Patient Suffers Significant Injuries From Delayed Treatment of Ectopic Pregnancy

    Obstetrics Expert WitnessThis case in North Carolina involves a pregnant female patient in her thirties. On the day the pregnancy was identified, sonography did not reveal the development of a fetus within the woman’s uterus. The woman continued to follow up with her OB/GYN, who detected elevated levels of hCG but was unable to visualize the developing pregnancy on ultrasound. The woman’s hCG levels continued to increase over subsequent visits, and an ectopic pregnancy was strongly suspected. The woman was started on medication to treat the ectopic pregnancy, however treatment was generally conservative. Eventually, the woman presented to the emergency room with extreme abdominal pain. The patient was taken for surgery, where it was discovered that her ectopic pregnancy had ruptured her fallopian tube. As a result of her injuries, the woman now suffers from significantly reduced fertility.

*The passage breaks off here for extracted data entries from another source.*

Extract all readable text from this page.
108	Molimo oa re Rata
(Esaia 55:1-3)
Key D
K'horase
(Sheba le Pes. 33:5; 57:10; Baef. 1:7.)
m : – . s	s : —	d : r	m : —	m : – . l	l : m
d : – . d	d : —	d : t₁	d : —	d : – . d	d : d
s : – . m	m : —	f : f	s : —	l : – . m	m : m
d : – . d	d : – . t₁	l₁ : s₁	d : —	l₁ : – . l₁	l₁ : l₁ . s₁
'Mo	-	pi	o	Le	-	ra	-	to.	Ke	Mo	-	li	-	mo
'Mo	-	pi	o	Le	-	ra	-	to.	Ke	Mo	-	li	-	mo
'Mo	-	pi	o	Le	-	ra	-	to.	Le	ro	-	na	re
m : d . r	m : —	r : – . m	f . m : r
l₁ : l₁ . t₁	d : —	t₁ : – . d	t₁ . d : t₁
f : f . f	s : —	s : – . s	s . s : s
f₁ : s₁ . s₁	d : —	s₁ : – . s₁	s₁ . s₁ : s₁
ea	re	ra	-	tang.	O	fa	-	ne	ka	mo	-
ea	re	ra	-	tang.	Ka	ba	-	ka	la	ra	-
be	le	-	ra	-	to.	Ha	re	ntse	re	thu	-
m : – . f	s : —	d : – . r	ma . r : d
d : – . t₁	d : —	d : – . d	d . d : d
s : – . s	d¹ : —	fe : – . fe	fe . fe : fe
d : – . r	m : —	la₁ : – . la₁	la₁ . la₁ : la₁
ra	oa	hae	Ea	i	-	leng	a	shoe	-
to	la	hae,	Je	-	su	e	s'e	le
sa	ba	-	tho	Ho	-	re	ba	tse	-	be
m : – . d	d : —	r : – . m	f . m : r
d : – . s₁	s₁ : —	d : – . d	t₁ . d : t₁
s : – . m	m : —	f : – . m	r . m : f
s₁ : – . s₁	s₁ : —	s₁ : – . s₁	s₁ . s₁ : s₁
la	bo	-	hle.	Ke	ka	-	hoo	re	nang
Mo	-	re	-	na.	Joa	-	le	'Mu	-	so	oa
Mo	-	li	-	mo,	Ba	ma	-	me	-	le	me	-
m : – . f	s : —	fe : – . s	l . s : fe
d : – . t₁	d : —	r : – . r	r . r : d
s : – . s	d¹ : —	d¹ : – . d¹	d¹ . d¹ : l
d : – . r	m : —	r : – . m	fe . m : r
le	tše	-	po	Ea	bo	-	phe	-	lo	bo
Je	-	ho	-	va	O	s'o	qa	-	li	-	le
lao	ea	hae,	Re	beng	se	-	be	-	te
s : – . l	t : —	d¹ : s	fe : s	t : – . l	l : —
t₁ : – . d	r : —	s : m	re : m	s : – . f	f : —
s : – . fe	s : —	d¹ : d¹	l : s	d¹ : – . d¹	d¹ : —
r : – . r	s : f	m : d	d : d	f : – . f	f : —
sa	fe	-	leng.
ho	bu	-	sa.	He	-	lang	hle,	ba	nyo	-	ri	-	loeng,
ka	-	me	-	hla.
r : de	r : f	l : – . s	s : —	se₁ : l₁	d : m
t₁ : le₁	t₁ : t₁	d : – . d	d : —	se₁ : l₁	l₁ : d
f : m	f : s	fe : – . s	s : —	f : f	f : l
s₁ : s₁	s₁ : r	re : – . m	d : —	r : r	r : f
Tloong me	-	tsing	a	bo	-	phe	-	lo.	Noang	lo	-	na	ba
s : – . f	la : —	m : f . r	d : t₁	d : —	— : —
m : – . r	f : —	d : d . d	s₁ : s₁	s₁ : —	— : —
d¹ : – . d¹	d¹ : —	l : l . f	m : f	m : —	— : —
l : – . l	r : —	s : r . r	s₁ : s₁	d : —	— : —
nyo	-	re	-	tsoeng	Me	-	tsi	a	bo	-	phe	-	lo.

    Question(s) For Expert Witness

    • 1. How frequently do you diagnose and treat patients with ectopic pregnancies?
    • 2. What are the typical beta HCG levels and ultrasound findings that steer your treatment of ectopic pregnancies?
    • 3. How long after a suspected ruptured ectopic pregnancy occurs should you initiate treatment?
    • 4. If treatment of a ruptured ectopic pregnancy is delayed, how could that affect a patient and your treatment of such a patient?

    Expert Witness Response E-000171

    I frequently see patients with ectopic pregnancy. I see these patients through my primary practice which is a Family Medicine Residency Training program with a large population of patients who are high risk for ectopic pregnancy. In addition, I operate a pregnancy termination clinic where I see thousands of women in early pregnancy. The majority of them have not seen a doctor prior to coming to my practice and therefore do not have a confirmed diagnosis of intrauterine pregnancy. It is up to me (and my medical staff) to sort out which of them have intrauterine and which may have ectopic pregnancies. The ratio of approximately one pregnancy in 100 is ectopic holds to be true in my practice. When evaluating a patient, a combination of a quantitative Beta HCG over 6000 and the absence of a gestational sac in the uterus on ultrasound is presumptive evidence of ectopic pregnancy. Ruptured ectopic pregnancy is an emergency and requires immediate medical attention. Delay of treatment for a ruptured ectopic pregnancy can be fatal. I have personally reviewed several cases of misdiagnosis or mistreatment of ectopic pregnancy and I consider early pregnancy issues to be one of my areas of expertise. In this specific case, the doctor did not have a firm diagnosis. The advice to come to the hospital by private conveyance under these circumstances (suspected ectopic pregnancy, signs of hypotension), was inappropriate and dangerous.